How I stopped worrying and learned to love parallel processing

By Szymon Warda

Elevator Pitch

How to process 1 TB of data on an Intel i3 with 8 GB of RAM and do it fast? How to organize and parallelize big data processing workflows in .NET? How to control CPU and memory usage easily?

Description

Processing hundreds of gigabytes of data shows that old, known tricks don’t work. Moreover, they can significantly slow down processing. The problem gets even more complicated when its individual steps are bound differently, have a different level of parallelization, and there are significant memory and CPU constraints. This talk will demonstrate problems I’ve had designing a system processing ~1TB of data and how using TPL Dataflow takes most of that pain away.

Notes

The inspiration for this talk was the problem I’ve faced when developing my side project - cookit.pl. The front of the service is a food recipe search engine. The back is crawling almost 1 thousand websites. For each web page, it determines if the page contains a recipe, extracts the text, ingredients, units, and amount. Images are similarly processed for relevance, rescaled and saved. This all sums up to 1 TB of data being processed on an Intel i3 with 8 gigabytes of RAM.

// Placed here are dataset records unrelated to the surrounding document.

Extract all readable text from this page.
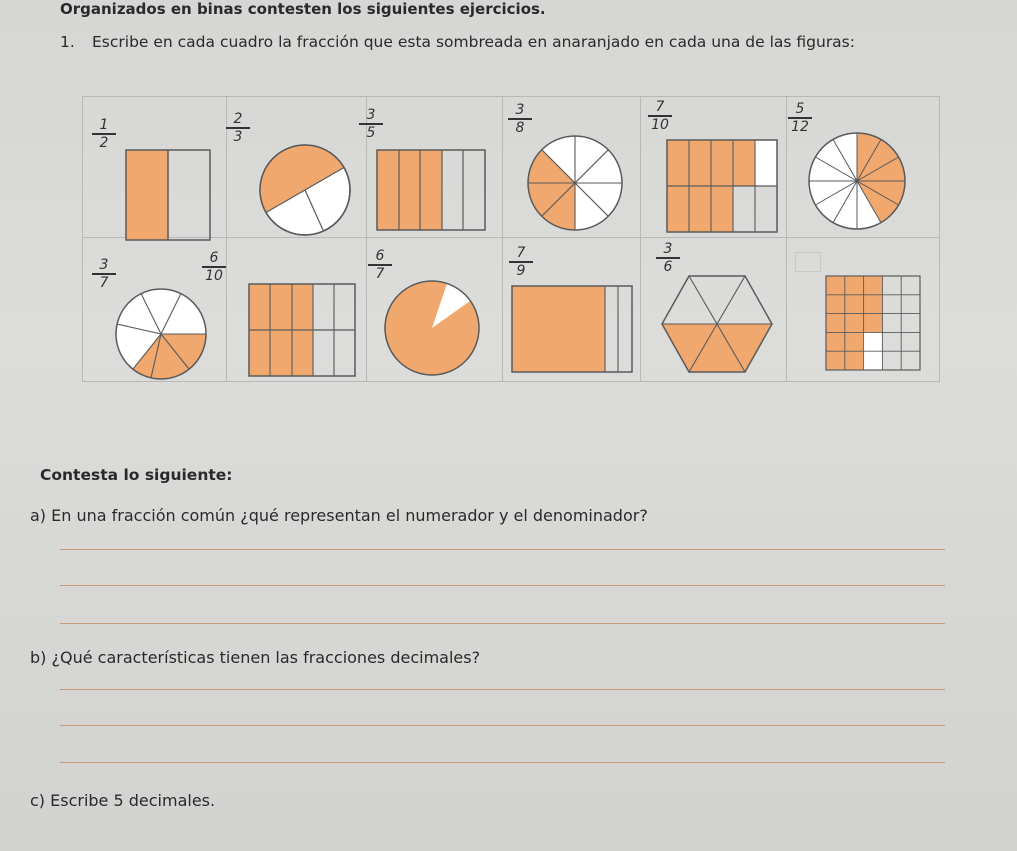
Organizados en binas contesten los siguientes ejercicios.
1. Escribe en cada cuadro la fracción que esta sombreada en anaranjado en cada una de las figuras:
1
2
2
3
3
5
3
8
7
10
5
12
3
7
6
10
6
7
7
9
3
6
Contesta lo siguiente:
a) En una fracción común ¿qué representan el numerador y el denominador?
b) ¿Qué características tienen las fracciones decimales?
c) Escribe 5 decimales.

The problem gets harder since every step of this process is differently bound (by the CPU, memory, network or non-parallelizable connection), my resources are significantly limited and the server is running also the website.

This talk will show:

  • the pitfalls of micro-optimizations in big data processing workflows
  • how to handle parallelization in big data processing workflows
  • how to structure block of the process
  • how Microsoft TPL Dataflow helps in such situations

This will be based on two years of experience and troubleshooting this implementation in a production environment.